C'est là que tout ce qu'il y avait de talents novices, de héros futurs, de célébrités en herbe, venaient causer de leurs projets, et s'enrichir réciproquement de leurs idées; c'est là que les parvenus se civilisaient par degré, en se frottant aux anciens châtelains dont ils se partageaient les terres. C'est là que Barras imitait le maréchal de Richelieu, Siéyès le cardinal de Retz, et un riche fournisseur le surintendant Fouquet; tandis que tous les porteurs de grands noms français affectaient les manières et le langage des petits négociants.

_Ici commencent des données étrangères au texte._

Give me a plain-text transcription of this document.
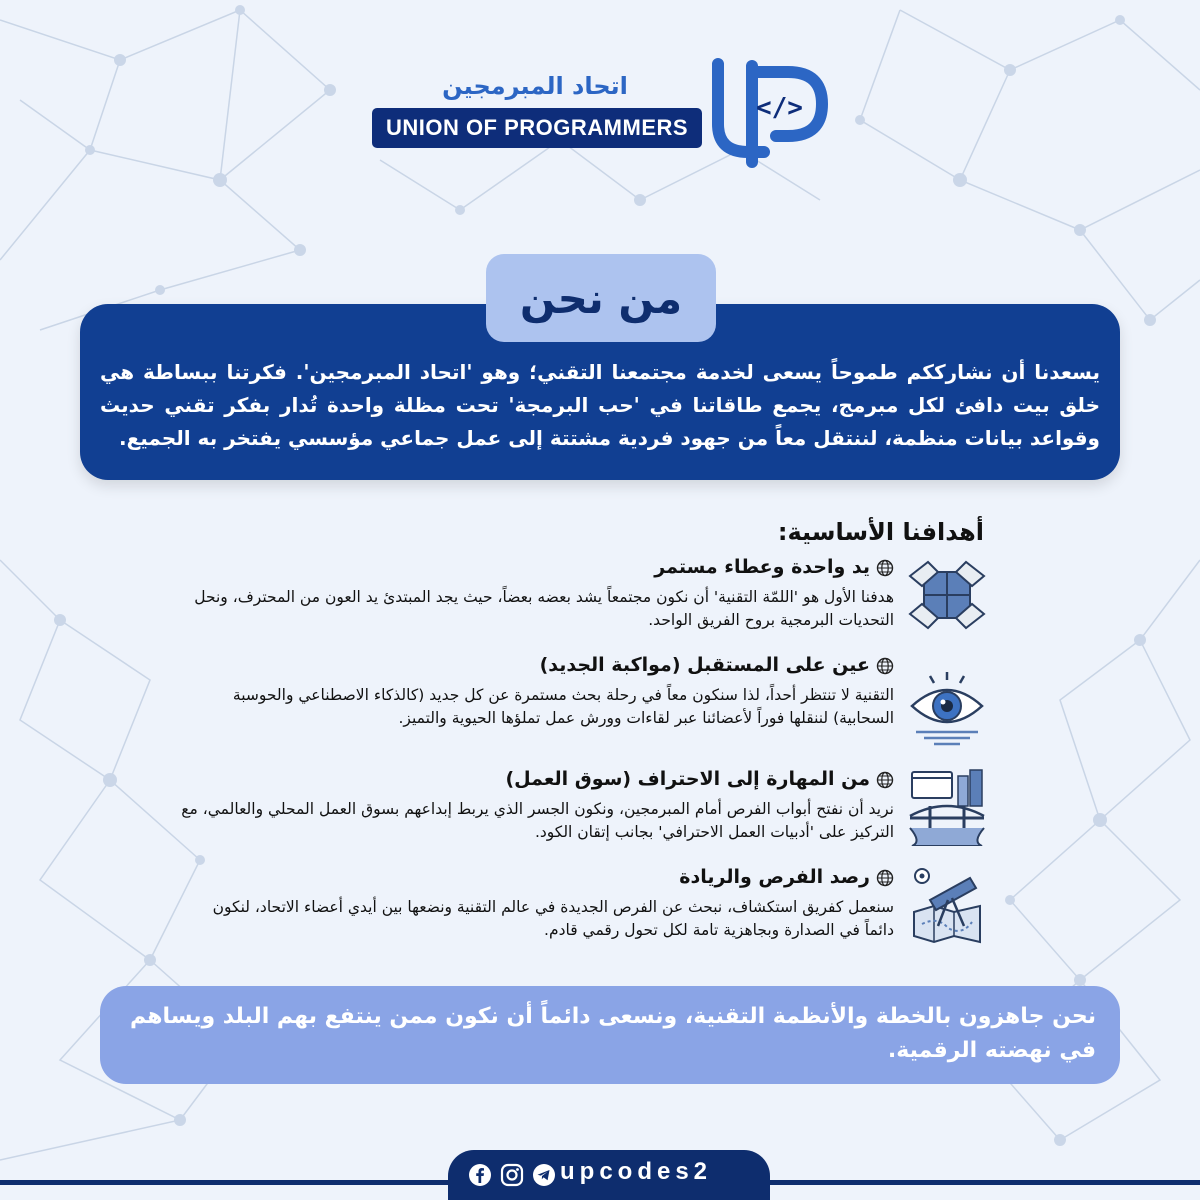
اتحاد المبرمجين
UNION OF PROGRAMMERS
</>
من نحن
يسعدنا أن نشارككم طموحاً يسعى لخدمة مجتمعنا التقني؛ وهو 'اتحاد المبرمجين'. فكرتنا ببساطة هي خلق بيت دافئ لكل مبرمج، يجمع طاقاتنا في 'حب البرمجة' تحت مظلة واحدة تُدار بفكر تقني حديث وقواعد بيانات منظمة، لننتقل معاً من جهود فردية مشتتة إلى عمل جماعي مؤسسي يفتخر به الجميع.
أهدافنا الأساسية:
يد واحدة وعطاء مستمر
هدفنا الأول هو 'اللمّة التقنية' أن نكون مجتمعاً يشد بعضه بعضاً، حيث يجد المبتدئ يد العون من المحترف، ونحل التحديات البرمجية بروح الفريق الواحد.
عين على المستقبل (مواكبة الجديد)
التقنية لا تنتظر أحداً، لذا سنكون معاً في رحلة بحث مستمرة عن كل جديد (كالذكاء الاصطناعي والحوسبة السحابية) لننقلها فوراً لأعضائنا عبر لقاءات وورش عمل تملؤها الحيوية والتميز.
من المهارة إلى الاحتراف (سوق العمل)
نريد أن نفتح أبواب الفرص أمام المبرمجين، ونكون الجسر الذي يربط إبداعهم بسوق العمل المحلي والعالمي، مع التركيز على 'أدبيات العمل الاحترافي' بجانب إتقان الكود.
رصد الفرص والريادة
سنعمل كفريق استكشاف، نبحث عن الفرص الجديدة في عالم التقنية ونضعها بين أيدي أعضاء الاتحاد، لنكون دائماً في الصدارة وبجاهزية تامة لكل تحول رقمي قادم.
نحن جاهزون بالخطة والأنظمة التقنية، ونسعى دائماً أن نكون ممن ينتفع بهم البلد ويساهم في نهضته الرقمية.
upcodes2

Ce travestissement réciproque offrait chaque jour les scènes les plus étranges, surtout quand un de ces artisans, sorti tout à coup de sa classe par l'effet d'une spéculation plus hardie que loyale, prenait en protection un pauvre diable de grand seigneur trop heureux de continuer la bonne chère dont il avait l'habitude et qu'il était d'autant plus sûr de retrouver chez le parvenu, que celui-ci avait hérité de son cuisinier, avec la plupart des autres biens de son illustre famille. Enfin, c'est là que la comtesse de Beauharnais, cette aimable créole, veuve d'un des hommes les plus élégants de la cour de Louis XVI, avait vu pour la première fois ce petit officier corse, qui devait la placer au-dessus de toutes les souveraines de l'Europe.